Mein
fotografischer
Zugang zur
Welt

1.

Wir Menschen sind in eine fremde Welt hineingeboren. Mit unseren kulturellen Anstrengungen erschließen wir uns die Welt. Insbesondere die empirischen Wissenschaften tragen wirkungsvoll dazu bei. Sie erklären, wie die Wirklichkeit im Einzelnen strukturiert ist, sie lassen uns immer mehr sehen.

So großartig die Fortschritte der Wissenschaften und der mit ihr verbundenen Techniken sind, bleiben wesentliche Fragen offen: Was bedeutet das alles? Und wer bin ich in dieser Welt? Für diese Fragen haben wir eigene Kulturanstrengungen entwickelt: die Philosophien, zum Teil auch die Religionen, die Literaturen und die Künste. Sie verkommen zu Ideologien, wenn sie Erlösung versprechen, und zu bloßer Dekoration, wenn sie das Allzubekannte gefällig und beruhigend wiederholen.
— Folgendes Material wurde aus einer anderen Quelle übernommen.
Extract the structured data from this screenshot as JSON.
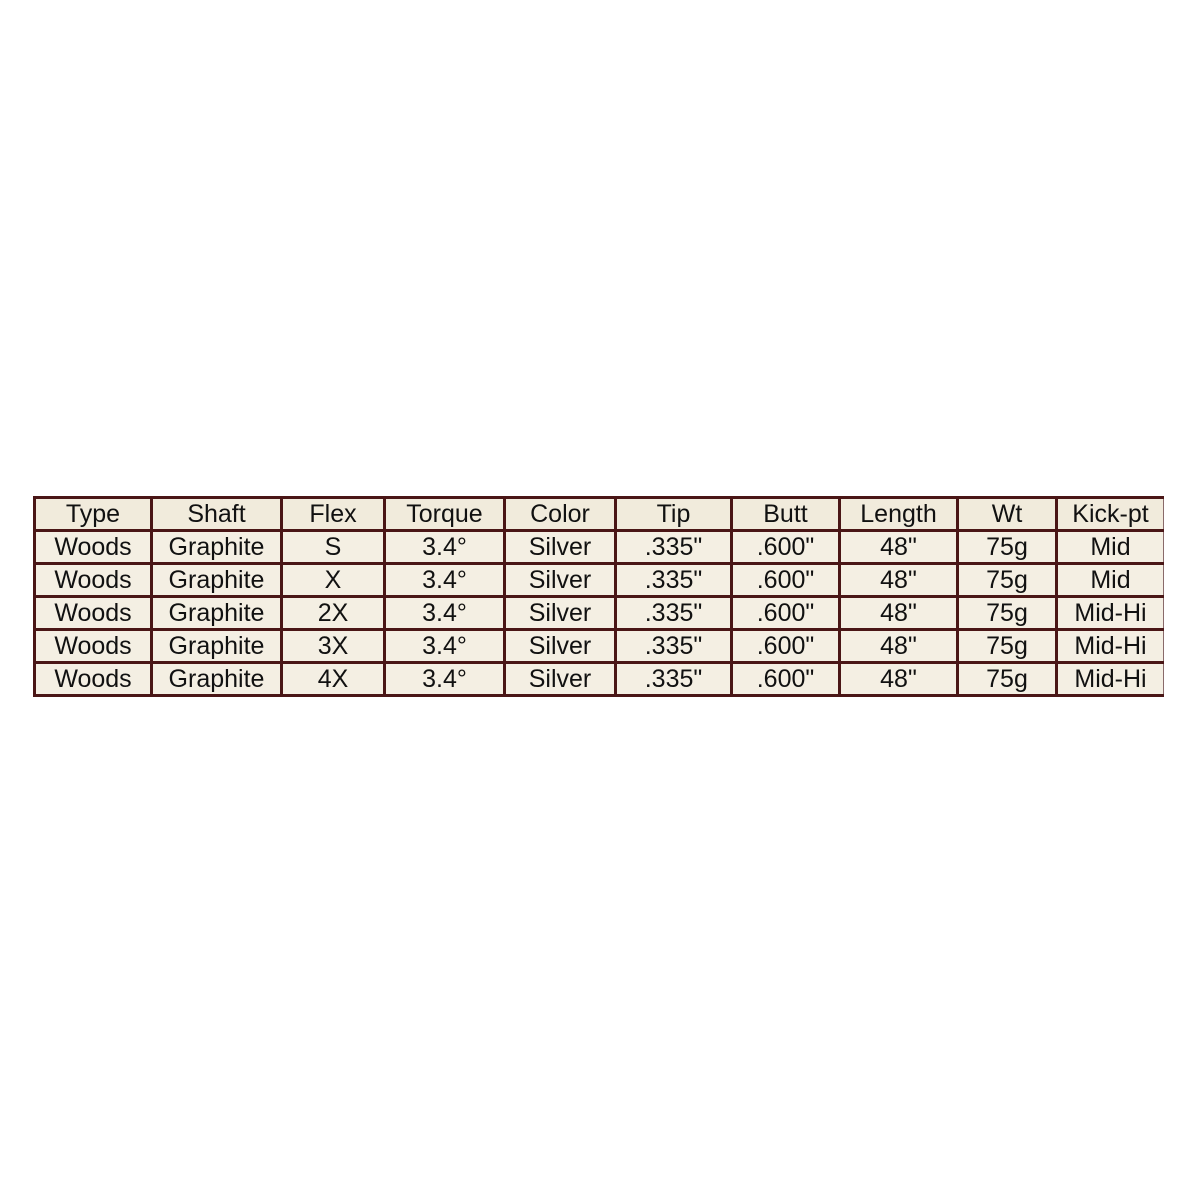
{
  "table": {
    "headers": [
      "Type",
      "Shaft",
      "Flex",
      "Torque",
      "Color",
      "Tip",
      "Butt",
      "Length",
      "Wt",
      "Kick-pt"
    ],
    "rows": [
      [
        "Woods",
        "Graphite",
        "S",
        "3.4°",
        "Silver",
        ".335\"",
        ".600\"",
        "48\"",
        "75g",
        "Mid"
      ],
      [
        "Woods",
        "Graphite",
        "X",
        "3.4°",
        "Silver",
        ".335\"",
        ".600\"",
        "48\"",
        "75g",
        "Mid"
      ],
      [
        "Woods",
        "Graphite",
        "2X",
        "3.4°",
        "Silver",
        ".335\"",
        ".600\"",
        "48\"",
        "75g",
        "Mid-Hi"
      ],
      [
        "Woods",
        "Graphite",
        "3X",
        "3.4°",
        "Silver",
        ".335\"",
        ".600\"",
        "48\"",
        "75g",
        "Mid-Hi"
      ],
      [
        "Woods",
        "Graphite",
        "4X",
        "3.4°",
        "Silver",
        ".335\"",
        ".600\"",
        "48\"",
        "75g",
        "Mid-Hi"
      ]
    ],
    "colors": {
      "border": "#4a1616",
      "cell_background": "#f4efe3",
      "text": "#111111"
    }
  }
}
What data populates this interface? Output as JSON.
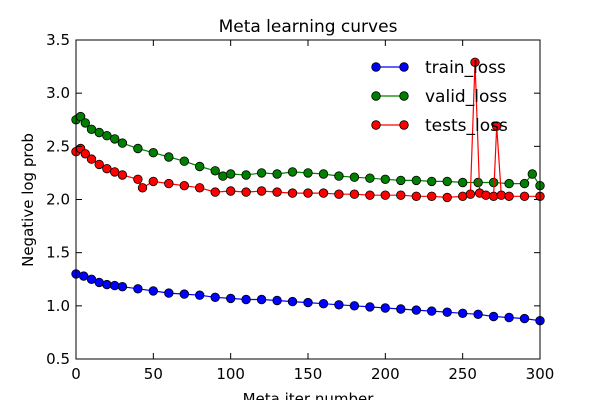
{
  "chart_data": {
    "type": "line",
    "title": "Meta learning curves",
    "xlabel": "Meta iter number",
    "ylabel": "Negative log prob",
    "xlim": [
      0,
      300
    ],
    "ylim": [
      0.5,
      3.5
    ],
    "xticks": [
      "0",
      "50",
      "100",
      "150",
      "200",
      "250",
      "300"
    ],
    "yticks": [
      "0.5",
      "1.0",
      "1.5",
      "2.0",
      "2.5",
      "3.0",
      "3.5"
    ],
    "grid": false,
    "legend_position": "top-right",
    "series": [
      {
        "name": "train_loss",
        "color": "#0000ff",
        "x": [
          0,
          5,
          10,
          15,
          20,
          25,
          30,
          40,
          50,
          60,
          70,
          80,
          90,
          100,
          110,
          120,
          130,
          140,
          150,
          160,
          170,
          180,
          190,
          200,
          210,
          220,
          230,
          240,
          250,
          260,
          270,
          280,
          290,
          300
        ],
        "y": [
          1.3,
          1.28,
          1.25,
          1.22,
          1.2,
          1.19,
          1.18,
          1.16,
          1.14,
          1.12,
          1.11,
          1.1,
          1.08,
          1.07,
          1.06,
          1.06,
          1.05,
          1.04,
          1.03,
          1.02,
          1.01,
          1.0,
          0.99,
          0.98,
          0.97,
          0.96,
          0.95,
          0.94,
          0.93,
          0.92,
          0.9,
          0.89,
          0.88,
          0.86
        ]
      },
      {
        "name": "valid_loss",
        "color": "#008000",
        "x": [
          0,
          3,
          6,
          10,
          15,
          20,
          25,
          30,
          40,
          50,
          60,
          70,
          80,
          90,
          95,
          100,
          110,
          120,
          130,
          140,
          150,
          160,
          170,
          180,
          190,
          200,
          210,
          220,
          230,
          240,
          250,
          260,
          270,
          280,
          290,
          295,
          300
        ],
        "y": [
          2.75,
          2.78,
          2.72,
          2.66,
          2.63,
          2.6,
          2.57,
          2.53,
          2.48,
          2.44,
          2.4,
          2.36,
          2.31,
          2.27,
          2.22,
          2.24,
          2.23,
          2.25,
          2.24,
          2.26,
          2.25,
          2.24,
          2.22,
          2.21,
          2.2,
          2.19,
          2.18,
          2.18,
          2.17,
          2.17,
          2.16,
          2.16,
          2.16,
          2.15,
          2.15,
          2.24,
          2.13
        ]
      },
      {
        "name": "tests_loss",
        "color": "#ff0000",
        "x": [
          0,
          3,
          6,
          10,
          15,
          20,
          25,
          30,
          40,
          43,
          50,
          60,
          70,
          80,
          90,
          100,
          110,
          120,
          130,
          140,
          150,
          160,
          170,
          180,
          190,
          200,
          210,
          220,
          230,
          240,
          250,
          255,
          258,
          261,
          265,
          270,
          272,
          275,
          280,
          290,
          300
        ],
        "y": [
          2.45,
          2.48,
          2.43,
          2.38,
          2.33,
          2.29,
          2.26,
          2.23,
          2.19,
          2.11,
          2.17,
          2.15,
          2.13,
          2.11,
          2.07,
          2.08,
          2.07,
          2.08,
          2.07,
          2.06,
          2.06,
          2.06,
          2.05,
          2.05,
          2.04,
          2.04,
          2.04,
          2.03,
          2.03,
          2.02,
          2.03,
          2.05,
          3.29,
          2.06,
          2.04,
          2.03,
          2.69,
          2.04,
          2.03,
          2.03,
          2.03
        ]
      }
    ]
  }
}
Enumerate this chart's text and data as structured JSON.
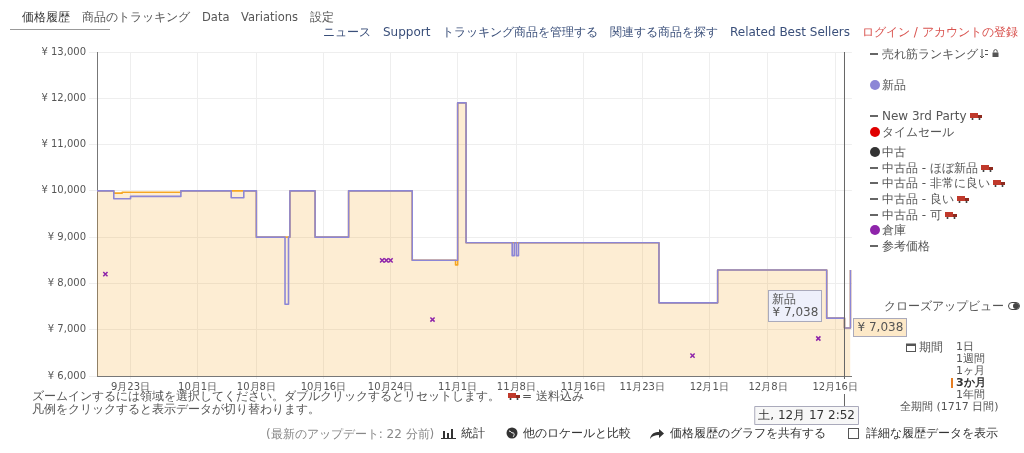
{
  "chart_data": {
    "type": "line",
    "xlim": [
      "--09-19",
      "--12-18"
    ],
    "xticks": [
      {
        "value": "--09-23",
        "label": "9月23日"
      },
      {
        "value": "--10-01",
        "label": "10月1日"
      },
      {
        "value": "--10-08",
        "label": "10月8日"
      },
      {
        "value": "--10-16",
        "label": "10月16日"
      },
      {
        "value": "--10-24",
        "label": "10月24日"
      },
      {
        "value": "--11-01",
        "label": "11月1日"
      },
      {
        "value": "--11-08",
        "label": "11月8日"
      },
      {
        "value": "--11-16",
        "label": "11月16日"
      },
      {
        "value": "--11-23",
        "label": "11月23日"
      },
      {
        "value": "--12-01",
        "label": "12月1日"
      },
      {
        "value": "--12-08",
        "label": "12月8日"
      },
      {
        "value": "--12-16",
        "label": "12月16日"
      }
    ],
    "ylim": [
      6000,
      13000
    ],
    "yticks": [
      {
        "value": 6000,
        "label": "¥ 6,000"
      },
      {
        "value": 7000,
        "label": "¥ 7,000"
      },
      {
        "value": 8000,
        "label": "¥ 8,000"
      },
      {
        "value": 9000,
        "label": "¥ 9,000"
      },
      {
        "value": 10000,
        "label": "¥ 10,000"
      },
      {
        "value": 11000,
        "label": "¥ 11,000"
      },
      {
        "value": 12000,
        "label": "¥ 12,000"
      },
      {
        "value": 13000,
        "label": "¥ 13,000"
      }
    ],
    "grid": true,
    "legend": "right",
    "line_style": "solid",
    "series": [
      {
        "type": "area",
        "color": "#f5a623",
        "x": [
          "--09-19",
          "--09-21",
          "--09-22",
          "--09-29",
          "--10-08",
          "--10-12",
          "--10-15",
          "--10-19",
          "--10-26T14:00",
          "--10-31T18:00",
          "--11-01",
          "--11-02",
          "--11-25",
          "--12-02",
          "--12-15",
          "--12-17T02:52",
          "--12-17T20:00"
        ],
        "values": [
          10000,
          9950,
          9970,
          10000,
          9000,
          10000,
          9000,
          10000,
          8500,
          8400,
          11900,
          8880,
          7580,
          8290,
          7250,
          7038,
          8290
        ]
      },
      {
        "type": "step",
        "name": "新品",
        "color": "#8c86d6",
        "x": [
          "--09-19",
          "--09-21",
          "--09-23",
          "--09-29",
          "--10-05",
          "--10-06T12:00",
          "--10-08",
          "--10-11T10:00",
          "--10-11T20:00",
          "--10-12",
          "--10-15",
          "--10-19",
          "--10-26T14:00",
          "--11-01",
          "--11-02",
          "--11-07T12:00",
          "--11-07T18:00",
          "--11-08",
          "--11-08T06:00",
          "--11-25",
          "--12-02",
          "--12-15",
          "--12-17T02:52",
          "--12-17T20:00"
        ],
        "values": [
          10000,
          9830,
          9880,
          10000,
          9850,
          10000,
          9000,
          7550,
          9000,
          10000,
          9000,
          10000,
          8500,
          11900,
          8880,
          8600,
          8880,
          8600,
          8880,
          7580,
          8290,
          7250,
          7038,
          8290
        ]
      },
      {
        "type": "scatter",
        "name": "倉庫",
        "color": "#8e24aa",
        "marker": "cross",
        "x": [
          "--09-20",
          "--10-23",
          "--10-23T12:00",
          "--10-24",
          "--10-29",
          "--11-29",
          "--12-14"
        ],
        "values": [
          8200,
          8500,
          8500,
          8500,
          7220,
          6440,
          6810
        ]
      }
    ],
    "ref_lines": [
      {
        "axis": "x",
        "value": "--12-17T02:52",
        "label": "土, 12月 17 2:52",
        "color": "#666666"
      }
    ],
    "annotations": [
      "価格履歴",
      "商品のトラッキング",
      "Data",
      "Variations",
      "設定",
      "ニュース",
      "Support",
      "トラッキング商品を管理する",
      "関連する商品を探す",
      "Related Best Sellers",
      "ログイン / アカウントの登録",
      "売れ筋ランキング",
      "New 3rd Party",
      "タイムセール",
      "中古",
      "中古品 - ほぼ新品",
      "中古品 - 非常に良い",
      "中古品 - 良い",
      "中古品 - 可",
      "参考価格",
      "クローズアップビュー",
      "期間",
      "1日",
      "1週間",
      "1ヶ月",
      "3か月",
      "1年間",
      "全期間 (1717 日間)",
      "ズームインするには領域を選択してください。ダブルクリックするとリセットします。",
      "= 送料込み",
      "凡例をクリックすると表示データが切り替わります。",
      "(最新のアップデート: 22 分前)",
      "統計",
      "他のロケールと比較",
      "価格履歴のグラフを共有する",
      "詳細な履歴データを表示",
      {
        "text": "新品\n¥ 7,038",
        "x": "--12-17T02:52",
        "y": 7038
      },
      {
        "text": "¥ 7,038",
        "x": "--12-17T02:52",
        "y": 7038
      }
    ]
  }
}
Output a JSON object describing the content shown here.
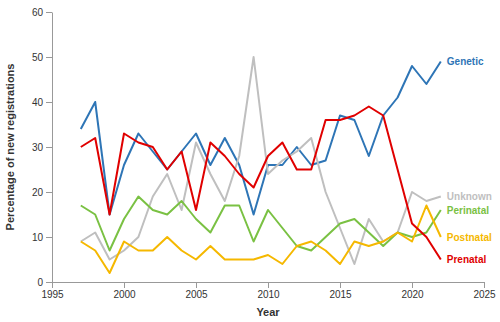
{
  "chart_data": {
    "type": "line",
    "x_label": "Year",
    "y_label": "Percentage of new registrations",
    "x": [
      1997,
      1998,
      1999,
      2000,
      2001,
      2002,
      2003,
      2004,
      2005,
      2006,
      2007,
      2008,
      2009,
      2010,
      2011,
      2012,
      2013,
      2014,
      2015,
      2016,
      2017,
      2018,
      2019,
      2020,
      2021,
      2022
    ],
    "series": [
      {
        "name": "Genetic",
        "color": "#2e75b6",
        "values": [
          34,
          40,
          15,
          26,
          33,
          29,
          25,
          29,
          33,
          26,
          32,
          26,
          15,
          26,
          26,
          30,
          26,
          27,
          37,
          36,
          28,
          37,
          41,
          48,
          44,
          49
        ]
      },
      {
        "name": "Unknown",
        "color": "#bfbfbf",
        "values": [
          9,
          11,
          5,
          7,
          10,
          19,
          24,
          16,
          31,
          24,
          18,
          28,
          50,
          24,
          27,
          29,
          32,
          20,
          12,
          4,
          14,
          9,
          11,
          20,
          18,
          19
        ]
      },
      {
        "name": "Perinatal",
        "color": "#7ac143",
        "values": [
          17,
          15,
          7,
          14,
          19,
          16,
          15,
          18,
          14,
          11,
          17,
          17,
          9,
          16,
          12,
          8,
          7,
          10,
          13,
          14,
          11,
          8,
          11,
          10,
          11,
          16
        ]
      },
      {
        "name": "Postnatal",
        "color": "#f5b800",
        "values": [
          9,
          7,
          2,
          9,
          7,
          7,
          10,
          7,
          5,
          8,
          5,
          5,
          5,
          6,
          4,
          8,
          9,
          7,
          4,
          9,
          8,
          9,
          11,
          9,
          17,
          10
        ]
      },
      {
        "name": "Prenatal",
        "color": "#e00000",
        "values": [
          30,
          32,
          15,
          33,
          31,
          30,
          25,
          29,
          16,
          31,
          28,
          24,
          21,
          28,
          31,
          25,
          25,
          36,
          36,
          37,
          39,
          37,
          25,
          13,
          10,
          5
        ]
      }
    ],
    "xlim": [
      1995,
      2025
    ],
    "xticks": [
      1995,
      2000,
      2005,
      2010,
      2015,
      2020,
      2025
    ],
    "ylim": [
      0,
      60
    ],
    "yticks": [
      0,
      10,
      20,
      30,
      40,
      50,
      60
    ],
    "grid": false
  }
}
Fotografie als ein Bereich der Künste reiht sich ein in die Versuche des Menschen, sich in der Welt und über die eigene Stellung in der Welt zu orientieren. Rezepte, Beweise und bleibende Sicherheiten kann es dabei nicht geben, nicht einmal große historische Fortschritte. Vielmehr muss jede Generation aufs Neue die Fragen lebendig werden lassen und Antwortversuche befragen.

2.

Mein Fotografieren stellt sich diesem Anspruch.
Es sucht die Rätselhaftigkeit der Welt. (Jedes Bild sagt: Nichts ist so, wie es ist.) Es sperrt sich gegen die zunehmende Masse der Bilder, die unsere Wahrnehmung im Konsumbrei erdrückt.

3.

Es verwahrt sich gegen den gleichgültigen Blick. Man darf zeigen, dass die Welt groß und oft auch liebenswert (schön und gut) ist. Aber ein Kitscharsenal (zu gut und zu schön) ist sie nicht.

4.

Ein Ziel: Ränder von Bekanntem und Brüche von Zusammenhängen aufzeigen. Das Bemühen, ansatzweise Abgründe spürbar werden zu lassen, auch die unserer Vernunft.

5.

Gelungene Kunstwerke machen die Welt und den Rezipienten durchlässig. Sie verweben die Weltfragmente.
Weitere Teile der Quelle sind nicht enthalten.